Suppose that $A$ is a self-adjoint linear operator on a Euclidean finite-dimensional space $V$. Is it true that any orthogonal projector $P_\lambda$ onto an eigenspace of $A$ can be represented as a polynomial of $A$?
Comment: I was reading M. Taylor's book "Partial differential equations I" and here at p. 635 author says that if any polynomial of $A$ commutes with some unitary operator then the orthogonal projector as in my question also commutes with this operator.
What an interesting question! I think the answer is yes.
Consider the eigendecomposition of the self-adjoint matrix, $$A=Q D Q^*,$$ where $Q$ is unitary and $D$ diagonal.

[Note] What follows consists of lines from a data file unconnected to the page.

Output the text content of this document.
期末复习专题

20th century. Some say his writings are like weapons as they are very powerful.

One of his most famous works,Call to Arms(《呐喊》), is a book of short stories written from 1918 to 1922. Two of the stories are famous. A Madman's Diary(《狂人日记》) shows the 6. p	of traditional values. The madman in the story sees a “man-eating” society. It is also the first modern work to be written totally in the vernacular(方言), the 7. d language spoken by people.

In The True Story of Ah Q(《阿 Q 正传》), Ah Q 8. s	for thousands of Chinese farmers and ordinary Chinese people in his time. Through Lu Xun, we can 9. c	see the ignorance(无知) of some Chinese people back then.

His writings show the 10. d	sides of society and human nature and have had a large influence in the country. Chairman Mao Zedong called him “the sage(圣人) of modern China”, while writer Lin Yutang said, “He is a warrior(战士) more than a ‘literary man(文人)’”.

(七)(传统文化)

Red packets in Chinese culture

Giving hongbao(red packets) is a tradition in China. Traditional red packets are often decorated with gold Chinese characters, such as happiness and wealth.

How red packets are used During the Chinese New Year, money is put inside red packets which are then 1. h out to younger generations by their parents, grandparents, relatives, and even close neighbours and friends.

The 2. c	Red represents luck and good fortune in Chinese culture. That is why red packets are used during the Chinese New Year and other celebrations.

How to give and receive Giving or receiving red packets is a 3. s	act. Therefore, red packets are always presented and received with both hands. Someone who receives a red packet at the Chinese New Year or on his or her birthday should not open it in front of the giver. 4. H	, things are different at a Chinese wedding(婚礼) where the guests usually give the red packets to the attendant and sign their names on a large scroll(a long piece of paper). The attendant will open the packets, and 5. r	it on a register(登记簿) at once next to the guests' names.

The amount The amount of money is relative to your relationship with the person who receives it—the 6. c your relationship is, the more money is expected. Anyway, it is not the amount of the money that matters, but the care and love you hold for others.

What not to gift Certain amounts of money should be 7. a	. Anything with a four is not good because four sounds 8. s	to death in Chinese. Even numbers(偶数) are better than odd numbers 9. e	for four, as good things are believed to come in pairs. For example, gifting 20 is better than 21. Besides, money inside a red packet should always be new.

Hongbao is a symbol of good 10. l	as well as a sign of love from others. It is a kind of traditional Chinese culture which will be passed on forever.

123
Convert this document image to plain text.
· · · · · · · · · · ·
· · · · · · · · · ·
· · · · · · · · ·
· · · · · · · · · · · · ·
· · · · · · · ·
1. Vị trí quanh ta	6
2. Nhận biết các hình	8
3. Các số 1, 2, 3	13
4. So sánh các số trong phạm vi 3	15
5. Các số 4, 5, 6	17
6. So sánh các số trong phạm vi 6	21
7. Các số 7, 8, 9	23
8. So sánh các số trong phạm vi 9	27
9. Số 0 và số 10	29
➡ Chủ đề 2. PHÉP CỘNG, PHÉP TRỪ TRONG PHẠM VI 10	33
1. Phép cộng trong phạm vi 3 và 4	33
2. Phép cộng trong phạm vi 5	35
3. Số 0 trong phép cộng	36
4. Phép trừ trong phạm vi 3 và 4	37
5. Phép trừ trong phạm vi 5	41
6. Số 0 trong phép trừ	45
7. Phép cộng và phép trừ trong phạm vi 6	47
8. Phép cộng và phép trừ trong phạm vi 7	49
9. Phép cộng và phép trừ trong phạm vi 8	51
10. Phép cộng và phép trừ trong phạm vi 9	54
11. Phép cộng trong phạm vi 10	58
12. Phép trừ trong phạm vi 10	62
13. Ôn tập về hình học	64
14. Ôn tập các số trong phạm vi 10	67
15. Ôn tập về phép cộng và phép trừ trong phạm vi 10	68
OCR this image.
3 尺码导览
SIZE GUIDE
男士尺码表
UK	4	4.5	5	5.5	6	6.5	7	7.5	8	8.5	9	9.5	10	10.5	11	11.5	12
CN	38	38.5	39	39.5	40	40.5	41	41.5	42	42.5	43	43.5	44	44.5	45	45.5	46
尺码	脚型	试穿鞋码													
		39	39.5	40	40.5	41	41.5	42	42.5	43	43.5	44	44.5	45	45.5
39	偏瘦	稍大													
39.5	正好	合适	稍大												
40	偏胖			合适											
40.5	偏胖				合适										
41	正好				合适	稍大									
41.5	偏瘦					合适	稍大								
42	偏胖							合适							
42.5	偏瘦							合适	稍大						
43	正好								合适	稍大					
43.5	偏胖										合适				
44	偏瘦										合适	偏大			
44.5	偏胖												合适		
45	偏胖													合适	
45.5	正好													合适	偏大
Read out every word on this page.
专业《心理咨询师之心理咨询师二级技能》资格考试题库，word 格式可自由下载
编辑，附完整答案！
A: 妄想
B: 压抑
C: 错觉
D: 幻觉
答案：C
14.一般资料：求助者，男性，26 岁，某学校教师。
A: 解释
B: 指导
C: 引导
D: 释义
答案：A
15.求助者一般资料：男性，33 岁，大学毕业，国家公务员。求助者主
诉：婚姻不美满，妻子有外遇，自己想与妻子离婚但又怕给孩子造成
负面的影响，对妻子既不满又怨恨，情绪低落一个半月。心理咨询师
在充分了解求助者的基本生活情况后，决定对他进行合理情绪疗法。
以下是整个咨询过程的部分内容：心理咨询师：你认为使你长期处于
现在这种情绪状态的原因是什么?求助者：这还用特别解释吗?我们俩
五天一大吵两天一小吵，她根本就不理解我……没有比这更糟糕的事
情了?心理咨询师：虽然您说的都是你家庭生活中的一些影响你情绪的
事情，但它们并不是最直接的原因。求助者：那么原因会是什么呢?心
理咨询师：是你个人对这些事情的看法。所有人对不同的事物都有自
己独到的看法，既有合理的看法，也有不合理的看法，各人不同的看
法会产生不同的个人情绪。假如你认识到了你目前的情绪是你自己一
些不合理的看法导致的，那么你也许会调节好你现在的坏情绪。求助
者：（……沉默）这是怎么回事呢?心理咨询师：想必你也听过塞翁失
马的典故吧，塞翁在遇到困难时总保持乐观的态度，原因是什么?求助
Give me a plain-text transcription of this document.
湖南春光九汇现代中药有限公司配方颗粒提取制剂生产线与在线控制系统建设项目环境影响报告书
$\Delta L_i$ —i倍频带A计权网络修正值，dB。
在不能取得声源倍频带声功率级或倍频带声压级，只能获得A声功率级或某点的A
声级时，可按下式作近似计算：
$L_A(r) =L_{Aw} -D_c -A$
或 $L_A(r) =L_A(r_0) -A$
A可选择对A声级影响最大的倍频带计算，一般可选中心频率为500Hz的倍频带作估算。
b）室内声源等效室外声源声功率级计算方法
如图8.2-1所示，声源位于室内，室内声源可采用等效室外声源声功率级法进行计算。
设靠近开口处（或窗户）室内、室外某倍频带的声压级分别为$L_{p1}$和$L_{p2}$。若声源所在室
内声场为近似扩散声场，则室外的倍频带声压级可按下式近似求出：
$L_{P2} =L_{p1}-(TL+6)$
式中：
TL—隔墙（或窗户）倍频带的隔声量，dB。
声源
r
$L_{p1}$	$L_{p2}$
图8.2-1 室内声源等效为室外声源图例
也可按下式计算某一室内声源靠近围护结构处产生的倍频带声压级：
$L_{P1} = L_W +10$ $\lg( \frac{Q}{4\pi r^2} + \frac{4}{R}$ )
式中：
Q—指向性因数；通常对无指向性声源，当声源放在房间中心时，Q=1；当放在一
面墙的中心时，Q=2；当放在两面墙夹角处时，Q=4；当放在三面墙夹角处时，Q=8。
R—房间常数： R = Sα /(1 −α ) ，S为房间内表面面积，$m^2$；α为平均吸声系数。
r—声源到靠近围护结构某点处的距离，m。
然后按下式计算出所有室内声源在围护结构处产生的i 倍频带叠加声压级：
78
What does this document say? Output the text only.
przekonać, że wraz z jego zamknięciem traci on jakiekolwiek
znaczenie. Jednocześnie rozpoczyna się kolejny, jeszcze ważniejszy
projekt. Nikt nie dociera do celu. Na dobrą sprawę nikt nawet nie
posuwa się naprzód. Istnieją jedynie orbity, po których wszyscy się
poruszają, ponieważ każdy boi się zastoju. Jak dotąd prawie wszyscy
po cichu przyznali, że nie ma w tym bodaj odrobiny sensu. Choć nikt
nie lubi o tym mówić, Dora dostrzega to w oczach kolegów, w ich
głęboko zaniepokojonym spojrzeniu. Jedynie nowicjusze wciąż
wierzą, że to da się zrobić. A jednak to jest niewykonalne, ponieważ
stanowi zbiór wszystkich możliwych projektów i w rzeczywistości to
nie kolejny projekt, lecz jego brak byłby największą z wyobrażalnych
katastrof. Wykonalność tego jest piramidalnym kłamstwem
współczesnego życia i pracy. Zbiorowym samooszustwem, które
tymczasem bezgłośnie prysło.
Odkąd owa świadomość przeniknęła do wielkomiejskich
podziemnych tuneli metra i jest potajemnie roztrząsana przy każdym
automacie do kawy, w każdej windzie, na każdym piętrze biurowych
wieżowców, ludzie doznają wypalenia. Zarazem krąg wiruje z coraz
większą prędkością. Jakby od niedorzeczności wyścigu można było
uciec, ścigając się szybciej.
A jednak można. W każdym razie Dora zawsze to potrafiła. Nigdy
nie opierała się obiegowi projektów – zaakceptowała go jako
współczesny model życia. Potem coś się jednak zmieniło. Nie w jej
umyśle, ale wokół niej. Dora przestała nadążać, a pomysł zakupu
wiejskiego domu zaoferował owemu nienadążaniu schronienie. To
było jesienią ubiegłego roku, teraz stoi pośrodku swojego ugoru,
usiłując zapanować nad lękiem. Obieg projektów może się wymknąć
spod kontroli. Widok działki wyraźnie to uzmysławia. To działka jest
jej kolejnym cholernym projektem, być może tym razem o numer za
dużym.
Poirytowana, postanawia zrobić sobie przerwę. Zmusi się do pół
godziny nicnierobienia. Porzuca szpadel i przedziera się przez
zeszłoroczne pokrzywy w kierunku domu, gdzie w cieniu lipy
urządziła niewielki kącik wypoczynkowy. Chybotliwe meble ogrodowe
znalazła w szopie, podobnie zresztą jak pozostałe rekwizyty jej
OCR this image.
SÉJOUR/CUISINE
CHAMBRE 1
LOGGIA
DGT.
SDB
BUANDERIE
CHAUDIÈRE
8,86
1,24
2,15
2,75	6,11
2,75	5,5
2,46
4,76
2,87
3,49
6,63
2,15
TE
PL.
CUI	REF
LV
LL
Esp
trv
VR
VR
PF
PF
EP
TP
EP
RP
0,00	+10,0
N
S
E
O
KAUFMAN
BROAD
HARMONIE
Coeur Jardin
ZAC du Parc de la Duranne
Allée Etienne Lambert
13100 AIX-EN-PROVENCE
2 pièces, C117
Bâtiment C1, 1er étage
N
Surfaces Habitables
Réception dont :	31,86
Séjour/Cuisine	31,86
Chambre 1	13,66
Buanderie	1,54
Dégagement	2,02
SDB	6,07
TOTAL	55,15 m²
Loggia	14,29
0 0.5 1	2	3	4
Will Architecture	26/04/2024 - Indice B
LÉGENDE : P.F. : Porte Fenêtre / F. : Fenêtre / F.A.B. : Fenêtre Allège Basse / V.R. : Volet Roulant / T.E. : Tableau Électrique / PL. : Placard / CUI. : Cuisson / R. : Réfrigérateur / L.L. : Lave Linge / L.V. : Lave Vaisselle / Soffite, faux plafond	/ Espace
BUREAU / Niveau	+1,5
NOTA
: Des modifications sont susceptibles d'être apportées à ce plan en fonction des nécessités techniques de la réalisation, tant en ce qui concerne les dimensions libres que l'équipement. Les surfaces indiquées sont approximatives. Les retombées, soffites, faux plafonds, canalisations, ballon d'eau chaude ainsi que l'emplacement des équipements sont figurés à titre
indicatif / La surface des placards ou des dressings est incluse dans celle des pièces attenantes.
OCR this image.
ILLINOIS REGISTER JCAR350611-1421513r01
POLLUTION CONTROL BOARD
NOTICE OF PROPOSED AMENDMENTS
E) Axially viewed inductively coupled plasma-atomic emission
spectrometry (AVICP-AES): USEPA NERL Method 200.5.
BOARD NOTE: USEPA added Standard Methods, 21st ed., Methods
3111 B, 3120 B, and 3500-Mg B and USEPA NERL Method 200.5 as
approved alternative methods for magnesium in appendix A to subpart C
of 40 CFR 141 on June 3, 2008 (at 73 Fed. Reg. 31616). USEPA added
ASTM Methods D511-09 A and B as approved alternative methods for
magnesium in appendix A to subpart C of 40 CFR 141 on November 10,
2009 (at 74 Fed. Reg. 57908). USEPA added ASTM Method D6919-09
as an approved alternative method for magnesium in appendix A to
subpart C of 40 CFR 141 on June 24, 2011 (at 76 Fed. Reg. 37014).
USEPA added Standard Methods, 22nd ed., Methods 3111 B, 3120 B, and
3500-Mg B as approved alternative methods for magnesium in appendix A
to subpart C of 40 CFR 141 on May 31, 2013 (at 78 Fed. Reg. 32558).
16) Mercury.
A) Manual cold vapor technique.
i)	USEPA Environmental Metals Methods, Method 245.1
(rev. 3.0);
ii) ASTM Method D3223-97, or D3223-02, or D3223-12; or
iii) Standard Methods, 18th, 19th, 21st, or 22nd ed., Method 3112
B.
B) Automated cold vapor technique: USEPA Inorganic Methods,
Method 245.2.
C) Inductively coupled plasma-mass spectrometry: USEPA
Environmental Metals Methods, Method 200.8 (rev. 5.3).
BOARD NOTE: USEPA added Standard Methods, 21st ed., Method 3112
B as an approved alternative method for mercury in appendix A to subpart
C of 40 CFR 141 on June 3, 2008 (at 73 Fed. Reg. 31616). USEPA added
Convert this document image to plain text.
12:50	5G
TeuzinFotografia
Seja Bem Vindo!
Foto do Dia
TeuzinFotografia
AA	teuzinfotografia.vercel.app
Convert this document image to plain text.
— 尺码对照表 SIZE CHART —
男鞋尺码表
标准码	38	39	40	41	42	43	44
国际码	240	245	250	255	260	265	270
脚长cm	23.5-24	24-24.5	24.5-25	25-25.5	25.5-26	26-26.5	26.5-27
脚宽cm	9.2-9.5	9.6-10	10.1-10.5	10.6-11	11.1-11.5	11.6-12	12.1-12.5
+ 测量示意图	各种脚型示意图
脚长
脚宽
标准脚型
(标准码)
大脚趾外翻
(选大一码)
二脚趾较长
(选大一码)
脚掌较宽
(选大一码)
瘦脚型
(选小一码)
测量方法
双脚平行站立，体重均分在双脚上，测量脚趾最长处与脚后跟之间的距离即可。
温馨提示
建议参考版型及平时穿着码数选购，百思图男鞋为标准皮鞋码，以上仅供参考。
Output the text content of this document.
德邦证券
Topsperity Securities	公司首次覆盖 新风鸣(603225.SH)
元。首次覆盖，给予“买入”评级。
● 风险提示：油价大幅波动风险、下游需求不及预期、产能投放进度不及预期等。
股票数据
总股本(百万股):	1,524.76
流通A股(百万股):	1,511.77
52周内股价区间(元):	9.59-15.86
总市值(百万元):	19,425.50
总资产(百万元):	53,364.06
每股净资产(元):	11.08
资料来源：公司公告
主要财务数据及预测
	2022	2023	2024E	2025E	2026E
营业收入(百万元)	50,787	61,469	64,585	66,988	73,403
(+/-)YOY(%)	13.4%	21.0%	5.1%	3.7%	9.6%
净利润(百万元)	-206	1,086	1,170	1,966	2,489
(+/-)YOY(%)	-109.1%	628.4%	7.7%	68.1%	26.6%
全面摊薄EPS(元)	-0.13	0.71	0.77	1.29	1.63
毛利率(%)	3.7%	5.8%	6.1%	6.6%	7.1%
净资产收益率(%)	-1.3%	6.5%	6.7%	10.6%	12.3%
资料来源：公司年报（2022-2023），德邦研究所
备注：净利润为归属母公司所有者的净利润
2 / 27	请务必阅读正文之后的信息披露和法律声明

The orthogonal projector onto an eigenspace is $$P_\lambda = Q I_\lambda Q^*,$$ where $I_\lambda$ is the diagonal matrix with ones in locations corresponding to the eigenspace of interest and zeros elsewhere.
The question is then, can we find a polynomial $p$ such that $p(D) = I_\lambda$. For example, supposing we are interested in projecting onto the space associated with the first and third eigenvalue, then we need a polynomial such that \begin{align} p(\lambda_1) &= 1 \\ p(\lambda_2) &= 0 \\ p(\lambda_3) &= 1 \\ p(\lambda_4) &= 0 \\ \vdots \end{align}
But this is just a polynomial interpolation problem, where the interpolation points are the eigenvalues, and the values to be fit are either one or zero (depending on whether the eigenvector is projected onto or not). The solution to this 1D polynomial interpolation problem is the polynomial associated with the projector.